The club itself occupies a double storefront. It’s big and bright inside, with large windows that face west from the room where we played. How delightful to see the afternoon sun! They had 14½ tables, a big game, but not their biggest, I was told. Sometimes they spill over into the tables in their other room. Membership, someone said, was about 400 – a serious bridge community. I recognized about a quarter of them from the sectional and regional tournaments.
No shuffling the cards, either. They had computer-generated hands and the cards all had little bar codes on the edges so that the machine could deal them. Scoring was on pick-up slips, giving us no idea how other tables played the hands, and those hands seemed rather tricky at first.
It took Selina and me a while to get our footing. We were winning bids at auction, but going down. We got caught in cross-ruffs. Every time we needed a finesse, it failed. With a big hand opposite Selina’s opener, I pushed her to slam, but it was a trick short. A couple times, she claimed a contract early while conceding a trick, only it was a trick she didn’t need to concede. I wound up telling her that we absolutely must not claim early when we play again the STaC at the Airport Bridge Club on Tuesday.

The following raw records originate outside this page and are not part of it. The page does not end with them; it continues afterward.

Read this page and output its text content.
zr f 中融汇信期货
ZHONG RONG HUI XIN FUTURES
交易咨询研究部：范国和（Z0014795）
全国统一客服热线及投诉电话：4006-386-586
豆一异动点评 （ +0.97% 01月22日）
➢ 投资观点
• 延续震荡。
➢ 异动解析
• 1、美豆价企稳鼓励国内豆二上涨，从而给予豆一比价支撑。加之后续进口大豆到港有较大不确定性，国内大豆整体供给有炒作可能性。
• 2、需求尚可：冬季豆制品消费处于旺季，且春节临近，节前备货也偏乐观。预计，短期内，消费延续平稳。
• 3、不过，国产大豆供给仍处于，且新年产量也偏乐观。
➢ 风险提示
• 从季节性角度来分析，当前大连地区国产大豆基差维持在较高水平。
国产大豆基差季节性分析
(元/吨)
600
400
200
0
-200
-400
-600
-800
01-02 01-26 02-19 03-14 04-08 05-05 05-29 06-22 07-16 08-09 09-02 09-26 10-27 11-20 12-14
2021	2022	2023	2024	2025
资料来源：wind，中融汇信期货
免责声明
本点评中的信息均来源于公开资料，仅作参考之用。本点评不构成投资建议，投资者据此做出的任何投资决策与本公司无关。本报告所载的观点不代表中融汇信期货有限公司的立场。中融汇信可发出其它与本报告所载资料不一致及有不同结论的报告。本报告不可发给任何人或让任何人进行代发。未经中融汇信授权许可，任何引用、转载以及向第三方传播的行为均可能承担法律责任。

And then there was the uproar over our bidding. Selina opened a weak 2 Hearts while I was holding a seven-card Spade suit missing the Ace, plus four Diamonds headed by Ace-King. Counting eight tricks if we played in Spades, I bid 2 Spades and Selina passed. Our opponent called the director. Unless it was alerted, he complained, it was a demand bid.
We explained to the director that we hadn’t run into this before and, although we had a convention card from the regional tournament, it was out in my car. She let us keep bidding – the opponents doubled and competes – and when we were finished, she said to call her back later. The auction ran to 4 Spades, which the complainant doubled. After I made 4 Spades, he called the director again. He wouldn’t have doubled, he said, if we bid correctly. She said she’d look at all the results and adjust accordingly. When we had a sit-out on the next-to-last round, she came over and told us that she was scoring us for simply making 4 Spades. No double. It was still a good hand for us.
Unable to predict how we were doing from the scoring slips, we speculated about our final score. Over 50%? Doubtful. I’d be happy enough with something between 45 and 50%. I’d be OK with finishing in the low 40s, I added. Below 40%, I’d feel bad. When the results were posted on the bulletin board, we wound up with 46.70%, which nevertheless was good enough to be second in the C strat in our direction. The C strat, believe it or not. They must have averaged our master point totals. We earned .28 of a point.